Wrapping up our coverage of manufacturing week in the Jacksonville area, a special guest joined us to provide a broader scope of the industry throughout the state.
Governor Bruce Rauner joined WLDS’ AM Conversation Friday to discuss the state of manufacturing, as well as the future of the industry, across Illinois.
Governor Rauner says a vital part of Illinois becoming a top manufacturing state is the industry’s ability to incorporate itself into other business sectors.
“Manufacturing is integrated throughout every element of our economy, it’s in the tech sector, it’s in the food and agriculture sector, it’s in healthcare…it impacts every aspect of our lives. And it’s so wonderful that Illinois continues to be one of the largest, most important manufacturing centers in the United States, and it’s key for our future economic growth. We need to go everything we can to advance the success of our manufacturers,” says Rauner.
Rauner believes the key to sustaining and attracting a quality manufacturing workforce comes down to providing an environment of reasonable taxes and free of unnecessary business regulations.

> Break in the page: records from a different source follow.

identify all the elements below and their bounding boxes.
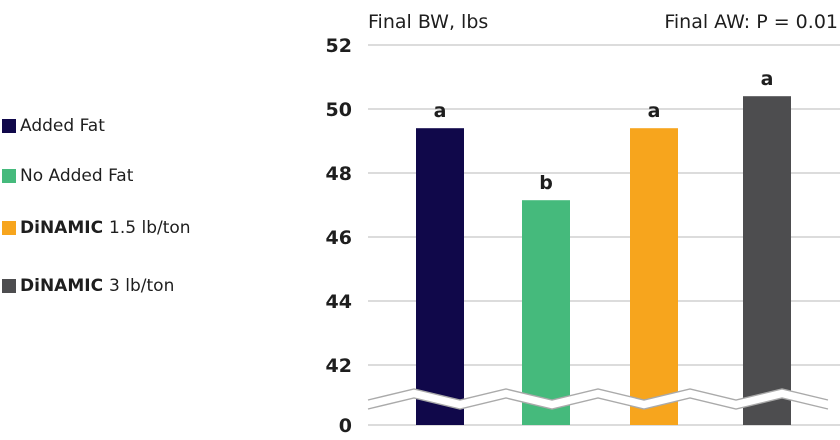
bar-letters: a b a a: [434, 68, 774, 194]
legend-item: Added Fat: [2, 116, 105, 136]
bar: [630, 128, 678, 425]
legend-brand: DiNAMIC: [20, 276, 104, 296]
legend-label: No Added Fat: [20, 166, 134, 186]
axis-break-band: [368, 389, 828, 409]
y-tick-label: 46: [326, 227, 352, 249]
bars: [416, 96, 791, 425]
y-tick-labels: 0 42 44 46 48 50 52: [326, 35, 352, 437]
legend-label: 1.5 lb/ton: [109, 218, 191, 238]
legend-item: DiNAMIC 3 lb/ton: [2, 276, 174, 296]
bar-significance-letter: a: [648, 100, 661, 122]
bar-significance-letter: a: [761, 68, 774, 90]
y-tick-label: 52: [326, 35, 352, 57]
legend-brand: DiNAMIC: [20, 218, 104, 238]
legend-swatch: [2, 119, 16, 133]
legend-label: Added Fat: [20, 116, 105, 136]
y-tick-label: 42: [326, 355, 352, 377]
legend-swatch: [2, 279, 16, 293]
chart-title: Final BW, lbs: [368, 11, 488, 33]
bar: [743, 96, 791, 425]
y-tick-label: 44: [326, 291, 352, 313]
axis-break-line: [367, 388, 829, 401]
bar: [416, 128, 464, 425]
axis-break-line: [367, 397, 829, 410]
bar-significance-letter: b: [539, 172, 553, 194]
y-tick-label: 48: [326, 163, 352, 185]
bar: [522, 200, 570, 425]
legend-swatch: [2, 169, 16, 183]
legend-item: DiNAMIC 1.5 lb/ton: [2, 218, 191, 238]
legend-swatch: [2, 221, 16, 235]
y-tick-label: 0: [339, 415, 352, 437]
legend-label: 3 lb/ton: [109, 276, 175, 296]
y-tick-label: 50: [326, 99, 352, 121]
bar-significance-letter: a: [434, 100, 447, 122]
chart-annotation: Final AW: P = 0.01: [664, 11, 838, 33]
axis-break: [367, 388, 829, 410]
legend-item: No Added Fat: [2, 166, 133, 186]
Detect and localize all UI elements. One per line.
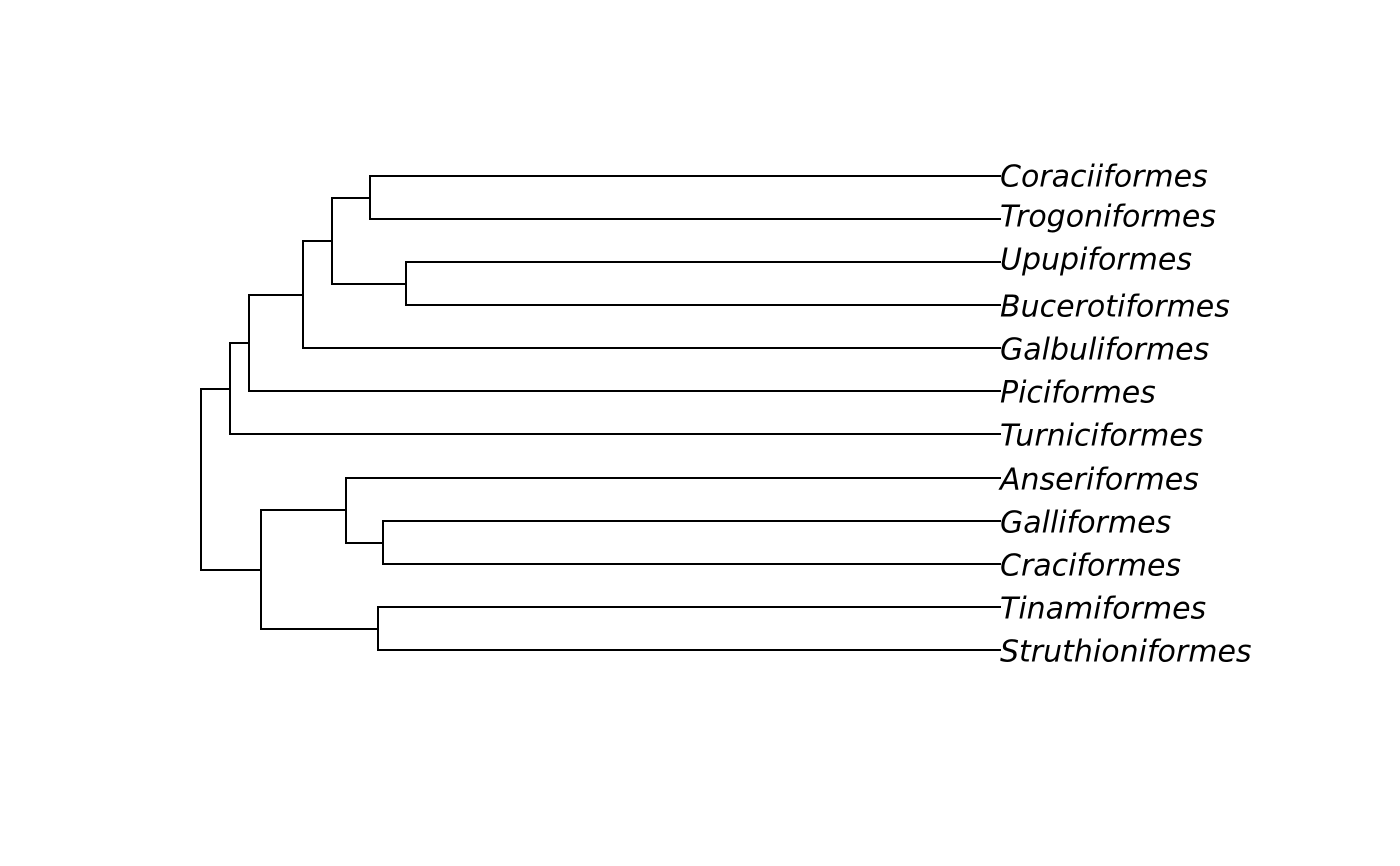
- tip-label: Craciformes: [1000, 549, 1181, 584]
- tip-label: Struthioniformes: [1000, 635, 1252, 670]
- tip-label: Galbuliformes: [1000, 333, 1209, 368]
- tip-label: Upupiformes: [1000, 243, 1192, 278]
- tip-label: Galliformes: [1000, 506, 1171, 541]
- tip-labels: Coraciiformes Trogoniformes Upupiformes …: [998, 160, 1252, 670]
- tip-label: Trogoniformes: [1000, 200, 1216, 235]
- tree-branches: [200, 175, 1001, 651]
- tip-label: Tinamiformes: [1000, 592, 1206, 627]
- tip-label: Turniciformes: [1000, 419, 1203, 454]
- tip-label: Anseriformes: [998, 463, 1199, 498]
- tip-label: Bucerotiformes: [1000, 290, 1230, 325]
- tip-label: Coraciiformes: [1000, 160, 1208, 195]
- tip-label: Piciformes: [1000, 376, 1156, 411]
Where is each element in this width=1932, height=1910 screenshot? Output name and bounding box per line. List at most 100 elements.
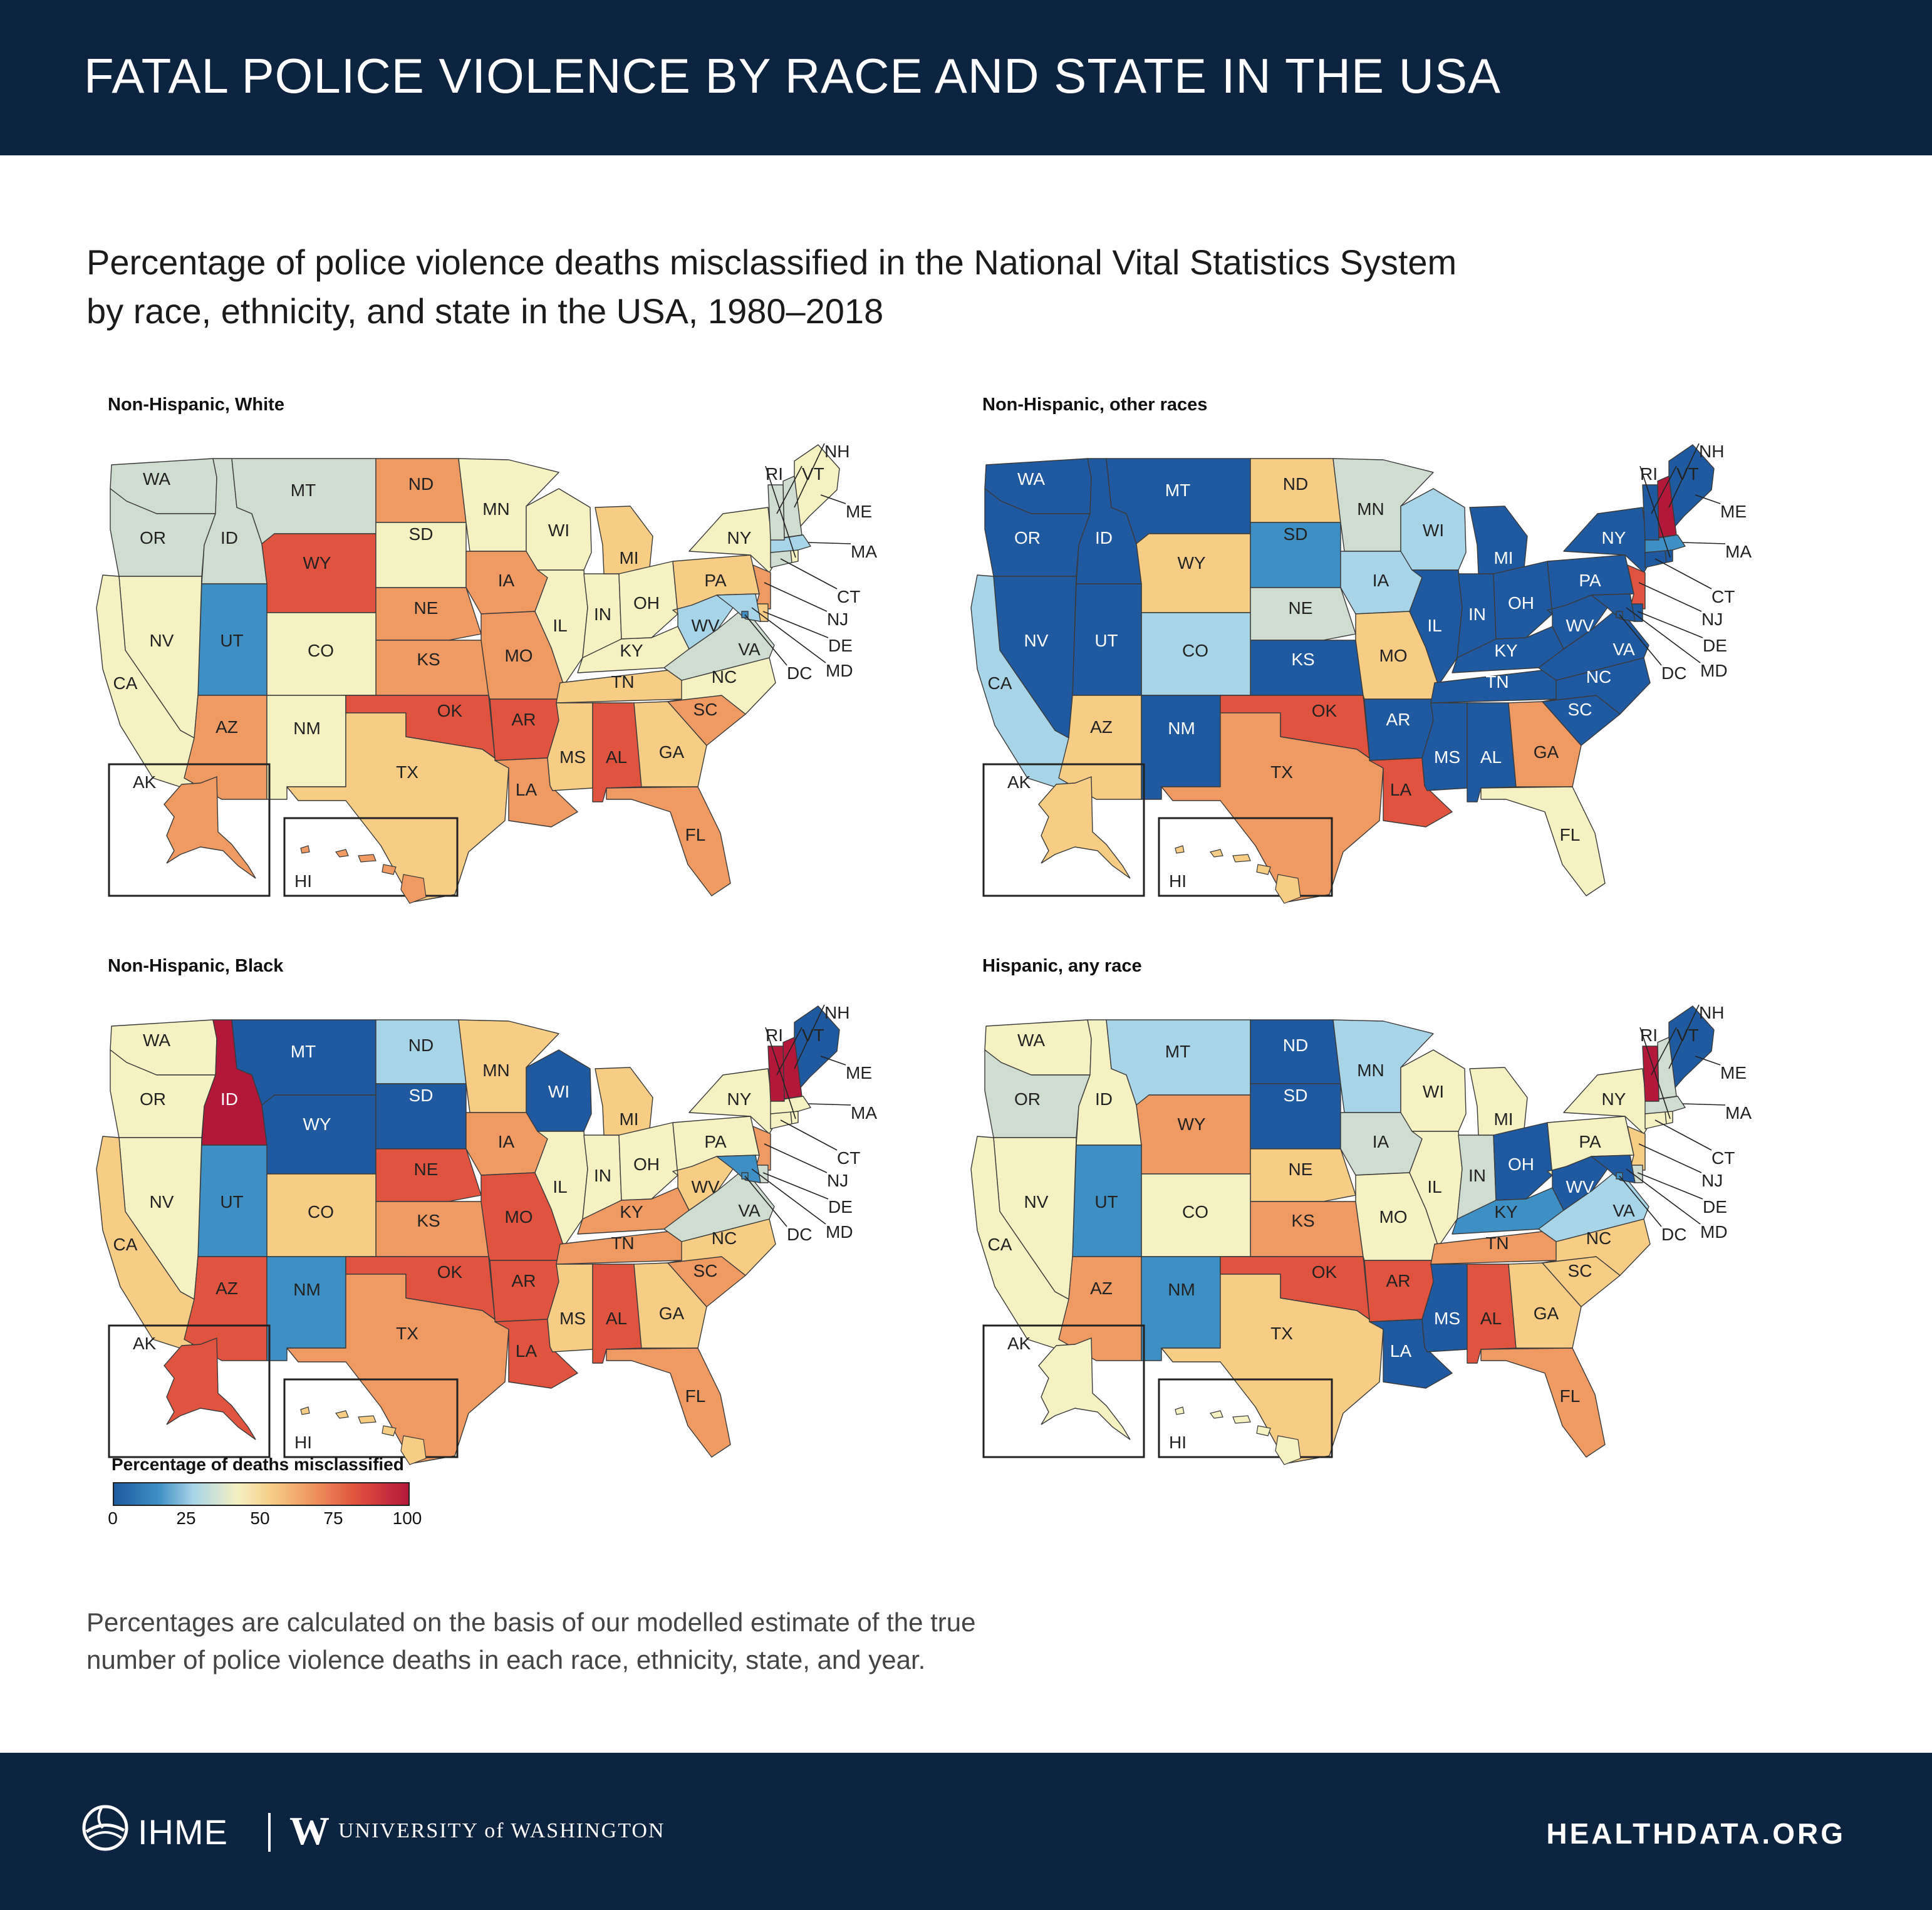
state-ok-region [1220,695,1370,759]
alaska-inset-group: AK [982,763,1145,897]
chart-subtitle: Percentage of police violence deaths mis… [86,238,1465,336]
state-label-in: IN [1468,605,1486,624]
callout-line-md [1626,1168,1701,1225]
alaska-label: AK [1007,1334,1031,1353]
callout-label-nj: NJ [827,610,848,629]
state-label-ut: UT [220,1192,243,1212]
state-label-co: CO [308,641,334,660]
state-md-region [716,593,761,622]
state-wy-region [1136,533,1251,613]
callout-label-dc: DC [1661,1225,1686,1244]
state-ri-region [1665,549,1673,563]
state-wi-region [526,488,592,571]
state-wi-region [526,1049,592,1132]
callout-line-nh [1668,443,1700,508]
state-wy-region [1136,1094,1251,1175]
hawaii-label: HI [294,871,312,891]
legend-tick: 50 [250,1508,270,1528]
state-label-nm: NM [293,719,321,738]
state-label-mi: MI [619,548,638,568]
callout-label-ma: MA [1725,1103,1752,1123]
state-label-nc: NC [712,1228,737,1248]
state-label-wv: WV [1566,1177,1594,1196]
state-label-sd: SD [409,1086,434,1105]
state-hi-island [1175,845,1185,854]
legend-tick: 0 [108,1508,118,1528]
state-hi-island [1232,854,1251,863]
callout-label-ct: CT [1711,1148,1735,1168]
state-label-mt: MT [1165,1042,1190,1061]
state-label-mo: MO [1379,646,1407,665]
state-label-nc: NC [712,667,737,687]
map-title: Non-Hispanic, other races [982,395,1208,415]
states-layer [96,444,840,903]
state-label-il: IL [1427,1177,1441,1196]
state-label-in: IN [1468,1166,1486,1185]
state-label-la: LA [1390,1341,1412,1361]
state-label-ks: KS [417,650,440,669]
state-label-wv: WV [691,616,719,635]
state-nh-region [782,475,802,538]
state-label-sd: SD [1284,1086,1308,1105]
state-va-region [1538,607,1649,681]
state-label-ms: MS [559,747,586,767]
callout-label-me: ME [1720,1063,1747,1082]
state-nc-region [1542,1218,1651,1276]
state-labels-layer: WA OR ID MT WY ND SD NE KS CO UT NV CA AZ NM TX OK MN IA MO… [113,469,761,844]
state-pa-region [672,1116,760,1176]
alaska-label: AK [1007,772,1031,792]
state-label-ca: CA [988,673,1012,693]
hawaii-inset: HI [1158,1378,1333,1465]
state-pa-region [672,554,760,615]
state-hi-island [1209,849,1223,858]
state-label-wv: WV [691,1177,719,1196]
callout-label-me: ME [846,502,872,521]
callout-line-ri [765,1027,796,1119]
state-label-ar: AR [1386,710,1411,729]
state-label-ms: MS [1434,747,1460,767]
subtitle-line-1: Percentage of police violence deaths mis… [86,242,1457,282]
state-label-il: IL [553,1177,567,1196]
state-label-nm: NM [1168,1280,1195,1299]
state-label-al: AL [1480,747,1502,767]
state-label-tn: TN [1485,1233,1509,1253]
state-wy-region [261,533,377,613]
state-label-mn: MN [1357,1061,1384,1080]
hawaii-label: HI [294,1433,312,1452]
state-label-nv: NV [150,1192,174,1212]
state-nh-region [1657,1037,1677,1099]
state-hi-island [358,1415,377,1424]
callout-label-nj: NJ [1701,1171,1723,1190]
state-label-fl: FL [685,825,706,844]
state-ri-region [1665,1111,1673,1124]
state-label-va: VA [738,640,761,659]
state-label-ga: GA [659,1304,685,1323]
hawaii-label: HI [1169,871,1187,891]
state-label-il: IL [1427,616,1441,635]
state-label-wa: WA [143,469,170,489]
callout-line-nj [1638,1143,1702,1173]
callout-label-md: MD [826,1222,853,1242]
state-nc-region [1542,657,1651,715]
callout-line-ri [765,465,796,558]
website-link[interactable]: HEALTHDATA.ORG [1546,1817,1846,1850]
alaska-inset-frame [982,763,1145,897]
legend-tick: 25 [176,1508,196,1528]
state-label-ut: UT [1094,631,1118,650]
state-pa-region [1547,554,1634,615]
callout-line-nh [794,443,825,508]
state-label-la: LA [516,1341,538,1361]
state-label-ia: IA [498,571,515,590]
callout-line-me [820,494,846,504]
state-hi-island [358,854,377,863]
state-label-pa: PA [704,571,727,590]
state-ga-region [1508,701,1582,787]
callout-label-ri: RI [1640,1025,1658,1045]
callout-label-dc: DC [787,663,812,683]
state-label-il: IL [553,616,567,635]
state-label-ky: KY [620,641,643,660]
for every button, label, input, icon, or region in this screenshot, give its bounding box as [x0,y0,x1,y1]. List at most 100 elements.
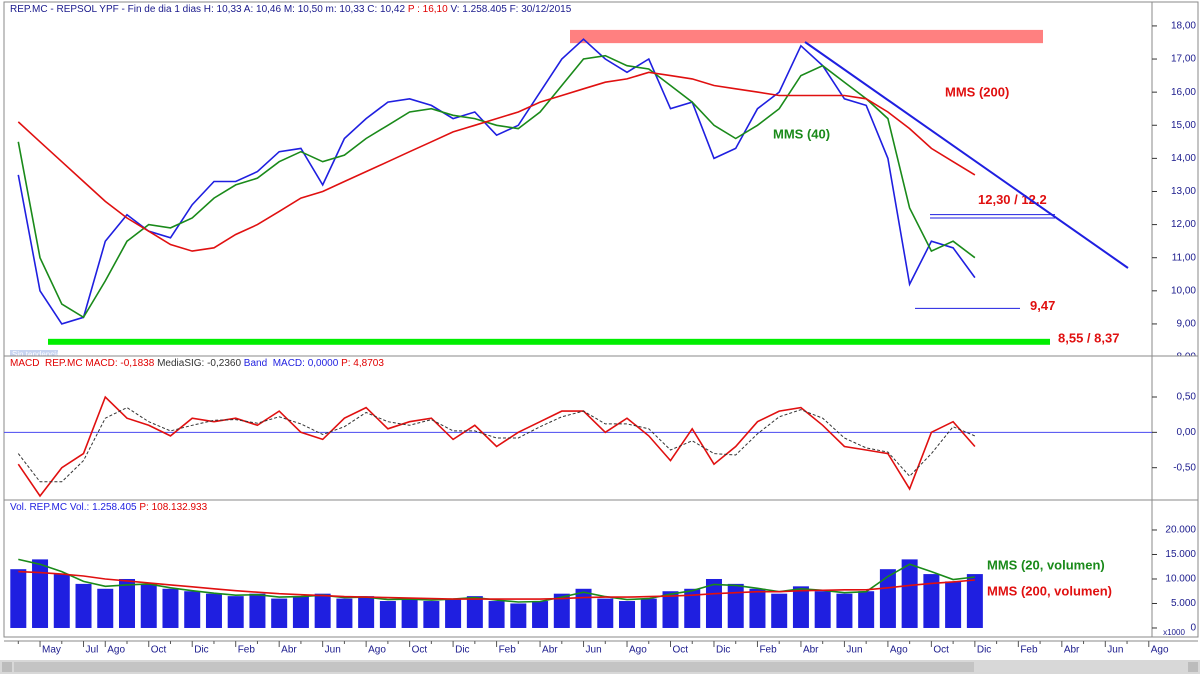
series-line [18,570,975,600]
annotation: 12,30 / 12,2 [978,192,1047,207]
x-tick-label: Dic [716,645,730,656]
x-tick-label: Ago [890,645,908,656]
support-band [48,338,1050,345]
volume-bar [119,578,135,628]
volume-bar [575,588,592,628]
x-tick-label: Dic [194,645,208,656]
volume-bar [97,588,114,628]
annotation: 8,55 / 8,37 [1058,330,1119,345]
series-label: MMS (200, volumen) [987,583,1112,598]
header-part: MACD REP.MC MACD: -0,1838 [10,358,157,369]
x-tick-label: Feb [238,645,256,656]
y-tick-label: 0,50 [1177,392,1197,403]
volume-bar [966,574,983,628]
y-tick-label: 5.000 [1171,598,1196,609]
y-tick-label: 14,00 [1171,153,1196,164]
series-line [17,407,976,483]
volume-bar [466,596,483,628]
volume-bar [401,598,418,628]
y-tick-label: 16,00 [1171,87,1196,98]
volume-bar [597,598,614,628]
volume-bar [379,601,396,628]
volume-bar [879,569,896,628]
volume-bar [423,601,440,628]
x-tick-label: Jun [325,645,341,656]
resistance-band [570,29,1043,44]
series-line [17,54,976,319]
x-tick-label: Ago [107,645,125,656]
x-tick-label: Jul [86,645,99,656]
axis-panel [1151,355,1199,509]
y-tick-label: 17,00 [1171,54,1196,65]
volume-bar [75,583,92,628]
x-tick-label: Ago [1151,645,1169,656]
series-label: MMS (200) [945,84,1009,99]
volume-bar [358,596,375,628]
volume-bar [184,591,201,628]
volume-bar [640,598,657,628]
header-part: P : 16,10 [408,4,448,15]
x-tick-label: Ago [629,645,647,656]
volume-bar [292,596,309,628]
axis-panel [1151,1,1199,365]
volume-bar [227,596,244,628]
x-tick-label: Jun [586,645,602,656]
volume-bar [314,593,331,628]
volume-bar [749,588,766,628]
scroll-left[interactable] [2,662,12,672]
volume-bar [814,591,831,628]
volume-bar [705,578,722,628]
x-tick-label: Feb [499,645,517,656]
y-tick-label: 0 [1190,623,1196,634]
volume-bar [205,593,222,628]
series-line [17,395,976,498]
unit-label: x1000 [1163,628,1185,637]
y-tick-label: 20.000 [1165,525,1196,536]
y-tick-label: 15,00 [1171,120,1196,131]
y-tick-label: 10.000 [1165,574,1196,585]
x-tick-label: Abr [542,645,558,656]
x-tick-label: Jun [846,645,862,656]
header-part: Vol. REP.MC Vol.: 1.258.405 [10,502,139,513]
y-tick-label: 18,00 [1171,21,1196,32]
volume-bar [901,559,918,628]
y-tick-label: 11,00 [1172,252,1197,263]
volume-bar [140,583,157,628]
x-tick-label: Jun [1107,645,1123,656]
volume-bar [858,591,875,628]
series-line [17,71,976,252]
trend-line [804,41,1129,269]
x-tick-label: May [42,645,61,656]
volume-bar [662,591,679,628]
volume-bar [53,574,70,628]
volume-bar [162,588,179,628]
scroll-right[interactable] [1188,662,1198,672]
volume-bar [684,588,701,628]
y-tick-label: 12,00 [1171,219,1196,230]
annotation: 9,47 [1030,298,1055,313]
y-tick-label: -0,50 [1173,462,1196,473]
volume-bar [553,593,570,628]
header-part: P: 4,8703 [341,358,384,369]
x-tick-label: Abr [281,645,297,656]
panel-header: MACD REP.MC MACD: -0,1838 MediaSIG: -0,2… [10,358,384,369]
volume-bar [836,593,853,628]
x-tick-label: Abr [1064,645,1080,656]
y-tick-label: 0,00 [1177,427,1197,438]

“The whole key is making sure that we’re competitive and attractive in our environment so that manufacturers want to come here, they want to stay here and they want to grow here, and the key is to create an environment where they can be competitive and thrive. And that means keeping our tax burden reasonable: keeping taxing low and fair and simple, and balanced, so we’re not cutting special deals. It also means keeping our regulatory environment competitive. We’ve got to remove as many unnecessary restrictions and regulations and red tape and requirements on our businesses so they’re not all blocked from being flexible and competitive to grow. That’s what we’re working to do every day in our administration,” Rauner explains.
While he says businesses love Illinois for its workforce and location, Rauner believes many of them are turned off by the state’s taxes and regulatory climate. Rauner says his administration has formed a council geared towards addressing those fears.
“I formed an Illinois Competitiveness Council, and we are looking at all the ways we can cut our red tape and regulations. We’ve reduced them by almost 15 percent already through administrative actions, and I’ve asked the General Assembly to work with our administration to try to get through the regulations. For example, on the workers comp insurance cost, ours are some of the highest in the country, but I’ve asked for change so that we have some of the fraud and abuse out of ours so we can maybe take our rates to national average so we can compete. If we can do those sorts of things, we will improve many, many manufacturers here and get a lot more good paying jobs,” Rauner says.
In 2016 alone, Illinois is reported to have lost just over 37,500 residents, more than any other state in the U.S. As one of just eight states to see significant out-migration, Illinois’ population entering 2017 sat around 12.8 million, the lowest mark since 2009.